There are no details about when Bellefonte might finally be complete, but Franklin Haney, whose family owns Nuclear Development, said construction could recommence as soon as 2017.
"The Bellefonte Nuclear Station will help transform communities across the region – many of which have been hit hard by the forced closure of coal power plants over the last decade," Haney said in a statement.
Completing the facility could create up to 4,000 temporary construction jobs and 2,000 permanent positions, he said. The Bellefonte project, which includes 1,300 acres on the Guntersville Reservoir, has two partially-constructed Babcock & Wilcox reactors which are about 55% complete.
In May, TVA's board of directors voted to classify the Bellefonte Nuclear Plant property as "surplus," in order to begin preparing it for auction.
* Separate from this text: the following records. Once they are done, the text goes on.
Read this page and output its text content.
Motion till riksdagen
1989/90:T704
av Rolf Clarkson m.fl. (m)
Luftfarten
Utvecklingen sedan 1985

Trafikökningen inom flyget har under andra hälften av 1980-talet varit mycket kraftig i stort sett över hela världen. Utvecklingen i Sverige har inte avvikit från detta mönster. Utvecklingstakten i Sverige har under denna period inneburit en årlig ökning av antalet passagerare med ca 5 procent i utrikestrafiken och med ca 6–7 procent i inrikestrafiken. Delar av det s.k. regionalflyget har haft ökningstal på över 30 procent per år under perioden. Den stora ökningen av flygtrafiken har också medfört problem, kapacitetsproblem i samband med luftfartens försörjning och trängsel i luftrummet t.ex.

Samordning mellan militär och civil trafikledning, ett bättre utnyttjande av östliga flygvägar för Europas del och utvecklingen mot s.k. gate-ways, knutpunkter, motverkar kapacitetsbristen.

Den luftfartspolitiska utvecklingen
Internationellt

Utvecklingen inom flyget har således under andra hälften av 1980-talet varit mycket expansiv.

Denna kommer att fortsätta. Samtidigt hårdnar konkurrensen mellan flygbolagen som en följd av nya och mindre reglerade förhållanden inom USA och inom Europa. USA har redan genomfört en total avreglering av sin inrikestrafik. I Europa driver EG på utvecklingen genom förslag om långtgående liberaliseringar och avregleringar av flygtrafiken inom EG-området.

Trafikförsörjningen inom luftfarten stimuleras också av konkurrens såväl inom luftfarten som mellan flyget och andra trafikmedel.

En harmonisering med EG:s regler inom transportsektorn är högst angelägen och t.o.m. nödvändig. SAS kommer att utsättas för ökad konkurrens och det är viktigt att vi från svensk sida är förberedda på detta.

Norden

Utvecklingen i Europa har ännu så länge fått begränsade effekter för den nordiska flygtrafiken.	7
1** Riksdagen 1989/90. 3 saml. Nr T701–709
TVA had held Bellefonte as an option for future nuclear generation, but the utility's most recent Integrated Resource Plan showed that large-scale power generation sources would not be needed for at least 20 years.
Phoenix Energy of Nevada submitted a $38 million bid for plant, just above the $36.4 million minimum bid set by TVA. The company had hoped to use the site and retrofit it with its magnetic induction generation technology to create carbon-free generation.